Poco dopo anche Veltroni invita, meno enfaticamente, alla «responsabilità» e rimette la questione alla «saggezza» del capo dello Stato. La prospettiva di un governo a termine per fare la legge elettorale potrebbe contare in teoria sul consenso sia dell'Udc che di Rifondazione. E, sempre in teoria, un governo istituzionale potrebbe avere una maggioranza formata da Unione e Udc. Ma nella realtà Casini ha già fatto capire che non sosterrà nessun governo al quale non partecipi anche Forza Italia.
Senza contare che, nella sinistra, Rifondazione e Sinistra democratica si sono dette contrarie a qualsiasi governo istituzionale che non sia di brevissima durata e solo per fare la legge elettorale. E il Pdci nei giorni scorsi ha già chiesto di andare subito al voto, sbarrando la strada anche a questa subordinata. Il compito di Napolitano è dunque assai arduo. Il presidente della Repubblica nell'ultimo anno non ha fatto mistero di augurarsi in tutti i modi che il Paese non torni a votare con la legge attuale con il rischio di dar vita un'altra legislatura di instabilità. Un rischio che sarebbe davvero troppo pesante per il Paese che già soffre per il respiro corto a cui è stato costretto il governo Prodi grazie alla risicatissima maggioranza su cui ha potuto contare nel Senato.
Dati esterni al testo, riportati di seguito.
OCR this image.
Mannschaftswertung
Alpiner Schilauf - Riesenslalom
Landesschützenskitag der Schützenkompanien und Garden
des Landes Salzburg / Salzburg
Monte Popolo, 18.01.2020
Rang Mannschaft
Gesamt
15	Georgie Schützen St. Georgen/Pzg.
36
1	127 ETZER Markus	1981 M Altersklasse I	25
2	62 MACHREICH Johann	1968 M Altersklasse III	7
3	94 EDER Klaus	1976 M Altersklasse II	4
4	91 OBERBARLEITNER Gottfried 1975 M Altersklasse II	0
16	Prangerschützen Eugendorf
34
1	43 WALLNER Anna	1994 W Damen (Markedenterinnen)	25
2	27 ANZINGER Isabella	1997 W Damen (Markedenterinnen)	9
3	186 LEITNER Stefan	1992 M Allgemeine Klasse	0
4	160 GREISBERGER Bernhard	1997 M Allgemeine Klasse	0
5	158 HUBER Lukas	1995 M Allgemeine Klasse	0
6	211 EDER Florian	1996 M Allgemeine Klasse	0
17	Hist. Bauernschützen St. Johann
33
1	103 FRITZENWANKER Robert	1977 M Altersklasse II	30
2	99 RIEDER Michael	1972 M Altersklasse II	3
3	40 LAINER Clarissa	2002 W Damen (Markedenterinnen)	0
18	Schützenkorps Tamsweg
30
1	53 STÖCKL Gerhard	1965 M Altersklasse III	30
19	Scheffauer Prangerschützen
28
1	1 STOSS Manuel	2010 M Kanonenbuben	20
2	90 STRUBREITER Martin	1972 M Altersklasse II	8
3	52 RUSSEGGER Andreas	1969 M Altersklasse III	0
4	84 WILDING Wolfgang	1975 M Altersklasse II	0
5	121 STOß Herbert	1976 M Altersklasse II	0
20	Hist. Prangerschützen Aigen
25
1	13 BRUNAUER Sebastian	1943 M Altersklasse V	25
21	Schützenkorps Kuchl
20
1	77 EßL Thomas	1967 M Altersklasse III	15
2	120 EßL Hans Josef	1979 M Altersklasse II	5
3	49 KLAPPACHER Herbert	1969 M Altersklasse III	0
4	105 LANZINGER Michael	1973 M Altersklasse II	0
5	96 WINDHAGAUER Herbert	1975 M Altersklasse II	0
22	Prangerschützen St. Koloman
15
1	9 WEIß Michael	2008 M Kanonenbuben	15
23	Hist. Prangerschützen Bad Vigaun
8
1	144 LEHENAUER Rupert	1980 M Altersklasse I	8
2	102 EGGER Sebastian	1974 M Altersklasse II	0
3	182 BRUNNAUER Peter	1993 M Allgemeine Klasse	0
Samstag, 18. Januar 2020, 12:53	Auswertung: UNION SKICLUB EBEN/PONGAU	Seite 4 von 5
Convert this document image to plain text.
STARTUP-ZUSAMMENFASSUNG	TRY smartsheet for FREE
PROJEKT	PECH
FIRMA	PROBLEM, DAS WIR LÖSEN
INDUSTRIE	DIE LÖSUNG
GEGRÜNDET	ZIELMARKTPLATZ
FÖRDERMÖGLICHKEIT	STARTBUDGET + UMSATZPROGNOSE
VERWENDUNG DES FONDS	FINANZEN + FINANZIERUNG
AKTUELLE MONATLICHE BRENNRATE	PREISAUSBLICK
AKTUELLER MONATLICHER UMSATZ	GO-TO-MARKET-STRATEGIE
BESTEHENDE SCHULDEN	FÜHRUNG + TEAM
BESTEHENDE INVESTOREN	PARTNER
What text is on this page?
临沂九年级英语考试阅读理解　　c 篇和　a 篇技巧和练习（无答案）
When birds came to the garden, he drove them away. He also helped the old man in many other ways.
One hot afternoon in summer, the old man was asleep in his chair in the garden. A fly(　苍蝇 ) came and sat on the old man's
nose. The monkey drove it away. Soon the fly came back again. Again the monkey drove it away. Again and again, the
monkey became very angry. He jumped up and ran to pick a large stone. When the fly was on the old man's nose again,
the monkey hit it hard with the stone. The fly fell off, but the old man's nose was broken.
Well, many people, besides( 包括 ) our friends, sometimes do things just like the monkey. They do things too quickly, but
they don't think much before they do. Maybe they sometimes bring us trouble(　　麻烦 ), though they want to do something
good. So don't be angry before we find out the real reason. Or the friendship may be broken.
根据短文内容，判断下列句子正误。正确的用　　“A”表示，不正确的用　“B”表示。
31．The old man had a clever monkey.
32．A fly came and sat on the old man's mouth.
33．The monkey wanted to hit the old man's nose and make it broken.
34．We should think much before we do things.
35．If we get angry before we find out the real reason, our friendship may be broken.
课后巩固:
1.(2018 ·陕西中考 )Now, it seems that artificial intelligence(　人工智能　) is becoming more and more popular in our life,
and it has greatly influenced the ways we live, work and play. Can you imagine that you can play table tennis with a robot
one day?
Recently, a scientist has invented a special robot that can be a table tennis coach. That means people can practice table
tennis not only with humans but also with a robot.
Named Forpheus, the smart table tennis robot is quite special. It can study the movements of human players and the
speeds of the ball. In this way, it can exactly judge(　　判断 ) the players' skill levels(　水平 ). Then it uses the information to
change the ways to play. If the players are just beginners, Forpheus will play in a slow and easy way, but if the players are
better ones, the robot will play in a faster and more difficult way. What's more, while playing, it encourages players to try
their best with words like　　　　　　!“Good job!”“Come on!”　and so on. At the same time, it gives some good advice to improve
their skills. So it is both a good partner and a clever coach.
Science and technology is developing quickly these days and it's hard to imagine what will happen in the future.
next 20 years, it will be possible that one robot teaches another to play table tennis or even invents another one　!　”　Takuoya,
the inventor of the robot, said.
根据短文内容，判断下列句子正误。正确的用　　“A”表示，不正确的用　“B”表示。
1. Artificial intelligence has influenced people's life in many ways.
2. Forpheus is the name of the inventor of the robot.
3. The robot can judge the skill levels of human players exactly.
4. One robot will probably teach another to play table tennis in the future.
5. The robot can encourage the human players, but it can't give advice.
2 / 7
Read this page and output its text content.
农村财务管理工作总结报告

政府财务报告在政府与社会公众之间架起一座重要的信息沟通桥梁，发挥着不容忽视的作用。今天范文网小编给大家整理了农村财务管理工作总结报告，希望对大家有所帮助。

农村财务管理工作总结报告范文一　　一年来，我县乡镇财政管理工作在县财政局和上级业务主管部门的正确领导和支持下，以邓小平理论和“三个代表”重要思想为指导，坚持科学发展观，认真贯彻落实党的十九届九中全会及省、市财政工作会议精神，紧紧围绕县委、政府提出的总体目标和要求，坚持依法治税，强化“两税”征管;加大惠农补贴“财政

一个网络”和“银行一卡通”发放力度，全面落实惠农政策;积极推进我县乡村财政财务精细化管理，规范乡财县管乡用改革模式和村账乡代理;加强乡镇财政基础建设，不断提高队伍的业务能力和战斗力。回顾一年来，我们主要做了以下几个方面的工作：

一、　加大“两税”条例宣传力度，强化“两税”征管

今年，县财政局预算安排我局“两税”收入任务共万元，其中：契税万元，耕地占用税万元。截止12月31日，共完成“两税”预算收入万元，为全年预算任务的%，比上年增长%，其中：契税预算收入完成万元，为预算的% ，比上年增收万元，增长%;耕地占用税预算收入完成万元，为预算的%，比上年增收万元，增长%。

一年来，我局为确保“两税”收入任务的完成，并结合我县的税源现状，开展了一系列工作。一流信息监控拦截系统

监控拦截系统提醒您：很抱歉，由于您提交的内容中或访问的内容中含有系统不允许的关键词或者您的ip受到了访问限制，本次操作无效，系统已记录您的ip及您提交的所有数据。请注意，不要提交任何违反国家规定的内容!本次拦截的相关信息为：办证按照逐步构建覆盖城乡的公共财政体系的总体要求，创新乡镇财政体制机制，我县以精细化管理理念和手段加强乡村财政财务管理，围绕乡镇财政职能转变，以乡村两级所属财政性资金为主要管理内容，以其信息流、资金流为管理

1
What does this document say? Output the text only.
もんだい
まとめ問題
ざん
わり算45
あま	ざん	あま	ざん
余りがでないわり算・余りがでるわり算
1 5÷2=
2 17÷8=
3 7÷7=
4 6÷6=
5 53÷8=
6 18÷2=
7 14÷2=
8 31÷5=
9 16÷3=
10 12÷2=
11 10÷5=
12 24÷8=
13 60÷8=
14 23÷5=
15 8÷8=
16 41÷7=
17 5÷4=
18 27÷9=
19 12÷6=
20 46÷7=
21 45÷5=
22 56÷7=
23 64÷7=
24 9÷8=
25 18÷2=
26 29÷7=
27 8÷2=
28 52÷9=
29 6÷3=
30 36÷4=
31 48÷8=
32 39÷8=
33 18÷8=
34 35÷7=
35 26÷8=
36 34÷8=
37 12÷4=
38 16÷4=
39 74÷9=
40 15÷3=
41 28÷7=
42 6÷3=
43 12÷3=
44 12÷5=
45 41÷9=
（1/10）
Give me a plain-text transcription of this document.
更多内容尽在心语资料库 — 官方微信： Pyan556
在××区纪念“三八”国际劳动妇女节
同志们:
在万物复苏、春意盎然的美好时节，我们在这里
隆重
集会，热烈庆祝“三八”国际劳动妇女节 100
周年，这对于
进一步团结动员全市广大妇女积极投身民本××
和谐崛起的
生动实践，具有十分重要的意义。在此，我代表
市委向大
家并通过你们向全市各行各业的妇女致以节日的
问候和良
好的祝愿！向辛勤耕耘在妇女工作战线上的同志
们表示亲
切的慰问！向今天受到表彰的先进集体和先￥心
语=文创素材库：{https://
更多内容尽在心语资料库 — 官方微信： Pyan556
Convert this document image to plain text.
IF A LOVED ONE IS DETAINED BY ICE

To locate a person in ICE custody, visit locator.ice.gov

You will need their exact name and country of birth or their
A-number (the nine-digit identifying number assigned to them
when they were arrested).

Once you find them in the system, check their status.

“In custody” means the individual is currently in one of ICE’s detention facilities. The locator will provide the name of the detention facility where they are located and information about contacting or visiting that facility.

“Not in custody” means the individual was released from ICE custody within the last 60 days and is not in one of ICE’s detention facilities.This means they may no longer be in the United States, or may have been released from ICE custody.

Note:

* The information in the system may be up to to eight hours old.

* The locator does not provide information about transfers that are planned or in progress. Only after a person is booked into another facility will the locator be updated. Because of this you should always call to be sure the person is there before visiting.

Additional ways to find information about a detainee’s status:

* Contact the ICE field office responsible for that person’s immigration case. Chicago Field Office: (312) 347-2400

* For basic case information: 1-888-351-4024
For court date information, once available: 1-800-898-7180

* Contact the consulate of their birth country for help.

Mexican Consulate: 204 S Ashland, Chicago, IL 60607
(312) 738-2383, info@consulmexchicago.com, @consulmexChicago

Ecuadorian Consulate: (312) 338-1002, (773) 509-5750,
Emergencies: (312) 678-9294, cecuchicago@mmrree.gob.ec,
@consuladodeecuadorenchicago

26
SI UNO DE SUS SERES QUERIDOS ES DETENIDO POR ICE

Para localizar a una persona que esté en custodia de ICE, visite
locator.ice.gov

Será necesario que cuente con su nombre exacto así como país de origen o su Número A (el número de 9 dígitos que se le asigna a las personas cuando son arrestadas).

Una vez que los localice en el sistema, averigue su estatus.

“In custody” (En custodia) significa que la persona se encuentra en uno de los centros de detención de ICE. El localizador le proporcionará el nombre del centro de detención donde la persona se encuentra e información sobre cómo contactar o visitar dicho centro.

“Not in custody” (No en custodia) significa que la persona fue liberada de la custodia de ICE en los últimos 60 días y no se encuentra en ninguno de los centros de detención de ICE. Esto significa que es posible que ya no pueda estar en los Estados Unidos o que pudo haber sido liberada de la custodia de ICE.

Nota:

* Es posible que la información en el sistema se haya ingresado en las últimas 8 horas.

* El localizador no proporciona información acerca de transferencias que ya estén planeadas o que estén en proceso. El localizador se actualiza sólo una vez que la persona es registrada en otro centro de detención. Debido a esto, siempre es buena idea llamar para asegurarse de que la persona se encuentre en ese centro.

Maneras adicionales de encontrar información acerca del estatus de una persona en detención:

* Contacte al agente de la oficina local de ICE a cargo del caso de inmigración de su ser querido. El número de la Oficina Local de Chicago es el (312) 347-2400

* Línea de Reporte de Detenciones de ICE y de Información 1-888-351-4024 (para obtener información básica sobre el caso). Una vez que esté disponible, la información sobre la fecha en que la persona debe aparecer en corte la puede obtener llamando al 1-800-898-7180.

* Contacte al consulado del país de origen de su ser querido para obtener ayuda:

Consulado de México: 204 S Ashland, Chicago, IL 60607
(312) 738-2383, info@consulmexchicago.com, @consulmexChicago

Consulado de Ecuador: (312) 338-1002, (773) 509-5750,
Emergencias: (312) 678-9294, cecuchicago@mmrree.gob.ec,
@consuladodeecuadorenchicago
Forza Italia, An e Lega hanno però già eretto barricate. Sentono spirare il vento dei sondaggi favorevoli e vogliono capitalizzare subito. Ecco perché la prospettiva più probabile resta quella del voto ad aprile. In quel caso, conferma implicitamente Anna Finocchiaro, a guidare il centrosinistra potrebbe essere Veltroni.